At Auschwitz, Israeli and Polish Presidents Urge Global Action Against Hatred and Terror
Jerusalem, 24 April, 2025 (TPS-IL) -- President Isaac Herzog of Israel and Polish President Andrzej Duda met at the Auschwitz concentration camp on Thursday as Israel marked Holocaust Remembrance Day.
Holocaust Remembrance Day, also known as Yom HaShoah, is the day Israel commemorates the six million Jews killed in the Nazi Holocaust. National ceremonies began at sundown on Wednesday and the nation marked two minutes of silence on Thursday morning. The day also marks the 80th anniversary of Auschwitz’s liberation.
Herzog and Duda visited Auschwitz’s Jewish Pavilion and viewed the Book of Names, which documents the names of Jews murdered in the Holocaust. Later, they made joint statements to the press.
“In Auschwitz – the extermination camp where over a million of my people, Jews, were murdered simply for being Jews… Of the six million Jews who perished in the Holocaust, half – three million – were Poles. This is an unimaginable number,” Herzog said.
Herzog spoke emotionally about the destruction of Polish Jewry and referenced the writings of Janusz Korczak, the Polish-Jewish educator who perished alongside the children in his care. “The thirst for water and flight, for freedom and man… The soul yearns in the narrow cage of the body,” Herzog said.
Herzog also referred to the 59 hostages held by Hamas in Gaza. “Although after the Holocaust we swore, ‘Never again’; today… dozens of Jews are once again ‘longing from a cage,’ and ‘thirsting for water and freedom,’” he said. “The return of the kidnapped is a universal human imperative.”

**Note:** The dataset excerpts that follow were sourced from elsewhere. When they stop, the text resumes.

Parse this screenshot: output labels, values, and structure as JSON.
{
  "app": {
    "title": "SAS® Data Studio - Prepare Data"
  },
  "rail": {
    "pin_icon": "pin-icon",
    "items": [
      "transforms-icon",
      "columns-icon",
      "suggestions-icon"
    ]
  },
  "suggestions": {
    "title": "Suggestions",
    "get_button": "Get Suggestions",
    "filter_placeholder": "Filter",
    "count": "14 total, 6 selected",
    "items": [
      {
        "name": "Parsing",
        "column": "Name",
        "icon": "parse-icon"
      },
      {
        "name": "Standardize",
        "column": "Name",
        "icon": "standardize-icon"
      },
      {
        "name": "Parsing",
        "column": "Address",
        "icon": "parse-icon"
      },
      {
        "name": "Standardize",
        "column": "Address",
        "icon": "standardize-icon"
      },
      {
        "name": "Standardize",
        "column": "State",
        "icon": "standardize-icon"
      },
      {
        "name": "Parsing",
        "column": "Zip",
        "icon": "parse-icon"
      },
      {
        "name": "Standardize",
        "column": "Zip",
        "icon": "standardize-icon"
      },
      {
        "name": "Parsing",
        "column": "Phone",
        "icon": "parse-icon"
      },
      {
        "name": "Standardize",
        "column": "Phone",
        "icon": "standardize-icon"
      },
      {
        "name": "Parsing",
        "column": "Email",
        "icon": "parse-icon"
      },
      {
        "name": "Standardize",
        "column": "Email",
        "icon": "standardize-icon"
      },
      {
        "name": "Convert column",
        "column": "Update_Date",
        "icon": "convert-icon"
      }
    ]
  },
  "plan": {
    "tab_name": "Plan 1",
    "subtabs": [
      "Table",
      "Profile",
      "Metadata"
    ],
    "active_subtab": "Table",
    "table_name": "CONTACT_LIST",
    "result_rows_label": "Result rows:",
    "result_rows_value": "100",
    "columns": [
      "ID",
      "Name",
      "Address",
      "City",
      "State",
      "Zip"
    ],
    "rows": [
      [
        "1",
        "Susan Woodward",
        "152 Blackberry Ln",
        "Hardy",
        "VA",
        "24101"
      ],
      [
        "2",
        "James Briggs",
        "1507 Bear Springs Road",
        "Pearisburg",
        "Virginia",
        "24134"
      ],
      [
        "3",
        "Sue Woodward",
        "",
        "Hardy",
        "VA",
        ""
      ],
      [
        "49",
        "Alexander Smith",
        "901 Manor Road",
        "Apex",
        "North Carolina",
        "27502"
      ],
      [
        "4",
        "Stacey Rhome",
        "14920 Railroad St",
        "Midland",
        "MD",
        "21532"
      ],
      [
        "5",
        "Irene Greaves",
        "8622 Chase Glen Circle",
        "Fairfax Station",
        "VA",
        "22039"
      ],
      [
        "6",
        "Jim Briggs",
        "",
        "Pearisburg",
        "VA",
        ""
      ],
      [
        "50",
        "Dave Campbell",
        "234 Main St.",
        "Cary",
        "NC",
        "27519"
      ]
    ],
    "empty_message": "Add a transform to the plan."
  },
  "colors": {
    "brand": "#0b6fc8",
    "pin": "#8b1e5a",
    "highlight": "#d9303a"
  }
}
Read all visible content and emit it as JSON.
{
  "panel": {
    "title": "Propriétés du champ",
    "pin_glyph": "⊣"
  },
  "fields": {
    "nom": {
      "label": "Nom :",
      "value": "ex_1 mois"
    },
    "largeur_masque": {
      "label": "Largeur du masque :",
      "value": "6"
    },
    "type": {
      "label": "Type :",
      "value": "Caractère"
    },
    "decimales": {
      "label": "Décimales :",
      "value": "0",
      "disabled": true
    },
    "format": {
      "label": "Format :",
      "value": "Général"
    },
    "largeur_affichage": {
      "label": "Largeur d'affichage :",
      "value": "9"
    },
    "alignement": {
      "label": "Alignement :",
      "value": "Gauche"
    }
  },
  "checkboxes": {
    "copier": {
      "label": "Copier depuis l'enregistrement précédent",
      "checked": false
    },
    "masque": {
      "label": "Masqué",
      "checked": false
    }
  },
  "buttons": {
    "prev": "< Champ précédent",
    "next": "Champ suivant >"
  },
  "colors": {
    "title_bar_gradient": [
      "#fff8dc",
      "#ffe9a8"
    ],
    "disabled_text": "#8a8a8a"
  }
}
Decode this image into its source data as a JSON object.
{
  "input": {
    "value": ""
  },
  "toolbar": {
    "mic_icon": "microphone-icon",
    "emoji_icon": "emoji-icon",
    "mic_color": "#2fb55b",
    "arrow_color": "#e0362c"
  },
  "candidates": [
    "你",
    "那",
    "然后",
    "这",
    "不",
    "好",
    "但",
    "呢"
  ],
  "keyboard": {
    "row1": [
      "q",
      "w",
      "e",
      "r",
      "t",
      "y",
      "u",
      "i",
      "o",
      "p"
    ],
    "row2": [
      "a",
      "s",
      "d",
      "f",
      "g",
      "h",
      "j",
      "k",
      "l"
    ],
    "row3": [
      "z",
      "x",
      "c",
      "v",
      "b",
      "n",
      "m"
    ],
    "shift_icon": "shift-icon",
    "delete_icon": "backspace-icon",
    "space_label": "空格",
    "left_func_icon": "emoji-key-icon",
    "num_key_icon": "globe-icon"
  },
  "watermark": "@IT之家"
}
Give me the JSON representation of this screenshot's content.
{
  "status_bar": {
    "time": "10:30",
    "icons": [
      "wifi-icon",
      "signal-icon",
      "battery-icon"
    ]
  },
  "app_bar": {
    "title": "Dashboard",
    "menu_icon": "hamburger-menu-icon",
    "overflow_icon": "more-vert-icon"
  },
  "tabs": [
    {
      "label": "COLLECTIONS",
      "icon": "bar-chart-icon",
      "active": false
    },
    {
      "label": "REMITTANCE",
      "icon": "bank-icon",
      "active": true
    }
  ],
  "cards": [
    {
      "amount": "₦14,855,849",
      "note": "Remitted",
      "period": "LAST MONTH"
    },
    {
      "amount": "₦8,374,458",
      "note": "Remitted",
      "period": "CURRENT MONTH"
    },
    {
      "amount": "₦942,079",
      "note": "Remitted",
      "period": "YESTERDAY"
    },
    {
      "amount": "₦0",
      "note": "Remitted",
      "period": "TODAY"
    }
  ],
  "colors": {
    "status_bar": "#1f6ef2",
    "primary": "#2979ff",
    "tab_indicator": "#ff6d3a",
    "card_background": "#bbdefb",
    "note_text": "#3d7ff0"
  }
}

Herzog thanked Duda and Poland for standing with Israel following the Hamas assault. “Poland stood up for the right of the State of Israel… to self-defense,” he noted. He further called on the international community to unite against “the Iranian octopus of hatred and terrorism,” warning that Iran threatens not only Israel but global stability.
Duda stressed the importance of speaking out against hatred. “We must not remain silent towards manifestations of racial, ethnic hatred. If we remain silent, the end result could be like what was done here by the Germans in World War II,” he said.
Duda also expressed solidarity with Israel in the face of ongoing conflict. “I expressed hope that we will be able to end it, and that the hostages in Hamas’ hands will be able to return home,” he said.